ZnWO prepared in the step 1₄Putting the mixture into a hydrothermal reaction kettle, adding an organic solvent with a solid-to-liquid ratio of 0.01-10 mmol/L into the hydrothermal reaction kettle, and stirring the mixture for 0.1-2 hours at the temperature of 20-60 ℃;

a) adding ZnWO into the hydrothermal reaction kettle₄Stirring 2-methylimidazole with an equal molar amount at the temperature of 20-60 ℃ for 1-6 hours, sealing, carrying out static reaction at the temperature of 120-180 ℃ for 12-48 hours, cooling to room temperature, filtering and washing precipitates in a hydrothermal kettle for 3 times, and dissolving in an organic solvent;

b) adding zinc salt with the same molar weight as 2-methylimidazole into the hydrothermal reaction kettle, stirring for 0.1-2 hours at the temperature of 20-60 ℃, sealing, carrying out static reaction for 12-48 hours at the temperature of 120-180 ℃, cooling to room temperature, filtering and washing precipitates in the hydrothermal reaction kettle for 3 times;

synthesizing ZnWO by regulating and controlling the repeated times of the procedures a) and b) and controlling the quantity of the layers₄2-methylimidazole and zinc ion alternately appearing layered structure CO as core₂The catalyst is fixed by epoxidation.

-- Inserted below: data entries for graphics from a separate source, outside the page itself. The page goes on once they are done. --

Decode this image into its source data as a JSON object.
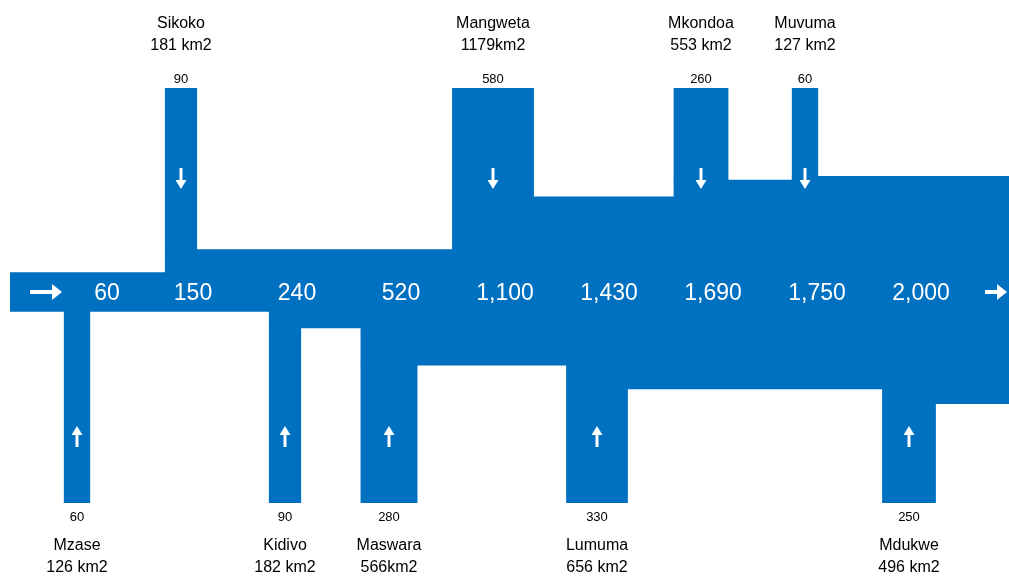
{
  "chart_data": {
    "type": "other",
    "categories": [
      "Mzase",
      "Sikoko",
      "Kidivo",
      "Maswara",
      "Mangweta",
      "Lumuma",
      "Mkondoa",
      "Muvuma",
      "Mdukwe"
    ],
    "annotations": [
      "126 km2",
      "181 km2",
      "182 km2",
      "566km2",
      "1179km2",
      "656 km2",
      "553 km2",
      "127 km2",
      "496 km2"
    ],
    "data_labels": true,
    "series": [
      {
        "type": "bar",
        "color": "#0070c0",
        "values": [
          null,
          90,
          null,
          null,
          580,
          null,
          260,
          60,
          null
        ]
      },
      {
        "type": "bar",
        "color": "#0070c0",
        "values": [
          60,
          null,
          90,
          280,
          null,
          330,
          null,
          null,
          250
        ]
      },
      {
        "type": "area",
        "color": "#0070c0",
        "values": [
          60,
          150,
          240,
          520,
          1100,
          1430,
          1690,
          1750,
          2000
        ],
        "value_labels": [
          "60",
          "150",
          "240",
          "520",
          "1,100",
          "1,430",
          "1,690",
          "1,750",
          "2,000"
        ]
      }
    ]
  }
}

2. CO according to claim 1₂The preparation method of the epoxidation fixed catalyst is characterized in that the surfactant in the step 1 is dodecyl trimethyl bromideOne or more of ammonium bromide, hexadecyl trimethyl ammonium bromide, hexamethylene tetramine, tetraethyl ammonium bromide, tetrapropyl ammonium bromide or tetrabutyl ammonium bromide.

3. CO according to claim 1₂The preparation method of the epoxidation fixed catalyst is characterized in that the zinc salt in the step 1 is one or more of zinc nitrate, zinc chloride, zinc acetate, zinc perchlorate, zinc bromide or zinc sulfate.

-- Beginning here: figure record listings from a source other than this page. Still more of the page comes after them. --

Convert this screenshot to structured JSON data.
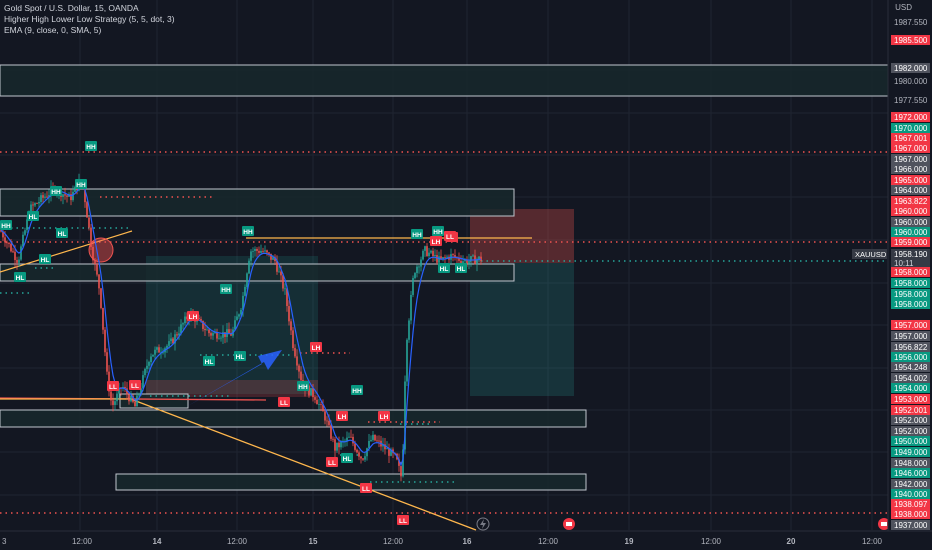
{
  "legend": {
    "symbol": "Gold Spot / U.S. Dollar, 15, OANDA",
    "indicator1": "Higher High Lower Low Strategy (5, 5, dot, 3)",
    "indicator2": "EMA (9, close, 0, SMA, 5)"
  },
  "currency": "USD",
  "colors": {
    "background": "#131722",
    "up": "#26a69a",
    "down": "#ef5350",
    "ema": "#2962ff",
    "trend": "#ffb74d",
    "zone_fill": "#17282b",
    "zone_border": "#c0c6ce"
  },
  "price_axis": {
    "plain_labels": [
      "1987.550",
      "1980.000",
      "1977.550"
    ],
    "badges": [
      {
        "text": "1985.500",
        "color": "red"
      },
      {
        "text": "1982.000",
        "color": "gray"
      },
      {
        "text": "1972.000",
        "color": "red"
      },
      {
        "text": "1970.000",
        "color": "green"
      },
      {
        "text": "1967.001",
        "color": "red"
      },
      {
        "text": "1967.000",
        "color": "red"
      },
      {
        "text": "1967.000",
        "color": "gray"
      },
      {
        "text": "1966.000",
        "color": "gray"
      },
      {
        "text": "1965.000",
        "color": "red"
      },
      {
        "text": "1964.000",
        "color": "gray"
      },
      {
        "text": "1963.822",
        "color": "red"
      },
      {
        "text": "1960.000",
        "color": "red"
      },
      {
        "text": "1960.000",
        "color": "gray"
      },
      {
        "text": "1960.000",
        "color": "green"
      },
      {
        "text": "1959.000",
        "color": "red"
      },
      {
        "text": "1958.000",
        "color": "red"
      },
      {
        "text": "1958.000",
        "color": "green"
      },
      {
        "text": "1958.000",
        "color": "green"
      },
      {
        "text": "1958.000",
        "color": "green"
      },
      {
        "text": "1957.000",
        "color": "red"
      },
      {
        "text": "1957.000",
        "color": "gray"
      },
      {
        "text": "1956.822",
        "color": "gray"
      },
      {
        "text": "1956.000",
        "color": "green"
      },
      {
        "text": "1954.248",
        "color": "gray"
      },
      {
        "text": "1954.002",
        "color": "gray"
      },
      {
        "text": "1954.000",
        "color": "green"
      },
      {
        "text": "1953.000",
        "color": "red"
      },
      {
        "text": "1952.001",
        "color": "red"
      },
      {
        "text": "1952.000",
        "color": "gray"
      },
      {
        "text": "1952.000",
        "color": "gray"
      },
      {
        "text": "1950.000",
        "color": "green"
      },
      {
        "text": "1949.000",
        "color": "green"
      },
      {
        "text": "1948.000",
        "color": "gray"
      },
      {
        "text": "1946.000",
        "color": "green"
      },
      {
        "text": "1942.000",
        "color": "gray"
      },
      {
        "text": "1940.000",
        "color": "green"
      },
      {
        "text": "1938.097",
        "color": "red"
      },
      {
        "text": "1938.000",
        "color": "red"
      },
      {
        "text": "1937.000",
        "color": "gray"
      }
    ],
    "current_price": "1958.190",
    "countdown": "10:11",
    "ticker_label": "XAUUSD"
  },
  "time_axis": [
    "3",
    "12:00",
    "14",
    "12:00",
    "15",
    "12:00",
    "16",
    "12:00",
    "19",
    "12:00",
    "20",
    "12:00"
  ],
  "pivot_labels": [
    "HH",
    "HH",
    "HH",
    "HH",
    "HL",
    "HL",
    "HL",
    "HL",
    "HH",
    "LL",
    "LL",
    "LH",
    "HL",
    "HH",
    "HL",
    "HH",
    "LL",
    "LH",
    "HL",
    "HH",
    "LH",
    "LL",
    "LH",
    "LL",
    "LL",
    "LH",
    "HH",
    "HH",
    "HL",
    "HL",
    "LH",
    "LL"
  ],
  "icons": [
    "lightning-icon",
    "event-flag-icon",
    "event-flag-icon",
    "event-flag-icon"
  ]
}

4. CO according to claim 1₂The preparation method of the epoxidation fixed catalyst is characterized in that the solvent for washing in the step 1 is one or more of deionized water, methanol, ethanol or nitrogen-nitrogen dimethyl formamide.

5. CO according to claim 1₂The preparation method of the epoxidation fixed catalyst is characterized in that the calcination process in the step 1 is to adopt a temperature programming rate of 5 ℃/min to reach a target temperature in an air atmosphere.

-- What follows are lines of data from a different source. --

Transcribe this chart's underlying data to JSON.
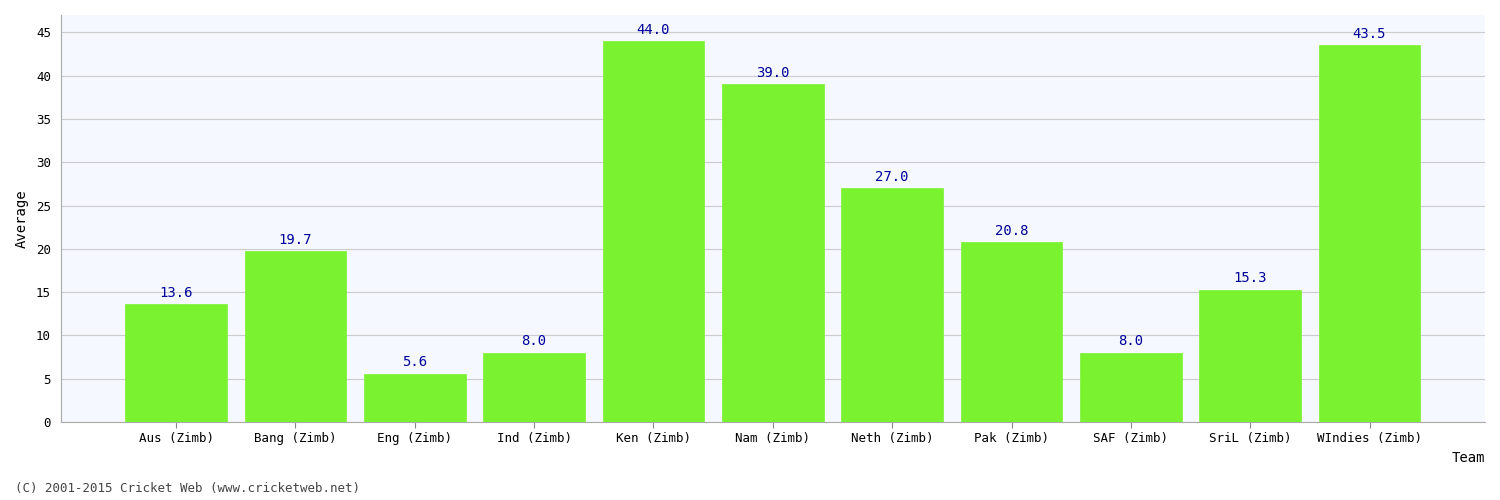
{
  "categories": [
    "Aus (Zimb)",
    "Bang (Zimb)",
    "Eng (Zimb)",
    "Ind (Zimb)",
    "Ken (Zimb)",
    "Nam (Zimb)",
    "Neth (Zimb)",
    "Pak (Zimb)",
    "SAF (Zimb)",
    "SriL (Zimb)",
    "WIndies (Zimb)"
  ],
  "values": [
    13.6,
    19.7,
    5.6,
    8.0,
    44.0,
    39.0,
    27.0,
    20.8,
    8.0,
    15.3,
    43.5
  ],
  "bar_color": "#7BF230",
  "bar_edge_color": "#7BF230",
  "xlabel": "Team",
  "ylabel": "Average",
  "ylim": [
    0,
    47
  ],
  "yticks": [
    0,
    5,
    10,
    15,
    20,
    25,
    30,
    35,
    40,
    45
  ],
  "label_color": "#000099",
  "label_fontsize": 10,
  "axis_label_fontsize": 10,
  "tick_fontsize": 9,
  "grid_color": "#cccccc",
  "background_color": "#ffffff",
  "plot_bg_color": "#f5f8ff",
  "footer_text": "(C) 2001-2015 Cricket Web (www.cricketweb.net)",
  "footer_fontsize": 9,
  "footer_color": "#444444"
}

6. CO according to claim 1₂The preparation method of the epoxidation fixed catalyst is characterized in that the organic solvent in the step 2 is one or more of methanol, ethanol, nitrogen-nitrogen dimethyl formamide, nitrogen-nitrogen diethyl formamide or tetrahydrofuran.

7. CO according to claim 1₂The preparation method of the epoxidation fixed catalyst is characterized in that the washing solution in the step 2 a) is one or more of methanol, ethanol, nitrogen-nitrogen dimethylformamide, nitrogen-nitrogen diethylformamide, dichloromethane, trichloromethane, tetrachloromethane or tetrahydrofuran; b) the washing solution adopted in the washing is one or more of deionized water, methanol, ethanol and nitrogen-nitrogen dimethyl formamide.

8. CO according to claim 1₂Preparation of epoxidation fixed catalystThe method is characterized in that the zinc salt in the step 2 is one or more of zinc nitrate, zinc chloride, zinc acetate, zinc perchlorate, zinc bromide or zinc sulfate.

9. CO according to claim 1₂The preparation method of the epoxidation fixed catalyst is characterized in that after a) and b) are circulated in the step 2, the epoxidation fixed catalyst is subjected to ZnWO reaction₄The surface of the metal organic structure is provided with a layer of metal organic structure, and the thickness of the layer of metal organic structure is equal to the distance between two zinc ions and different nitrogen atoms in 2 methylimidazole to form a stable structure.

10. CO produced by the process of claim 1₂Use of an epoxidation fixed catalyst, characterized in that the catalyst is capable of promoting CO₂And reacting with epoxy compound, wherein the epoxy compound is one or more of propylene oxide, epichlorohydrin, butylene oxide, styrene oxide, cyclohexene oxide and allyl glycidyl ether.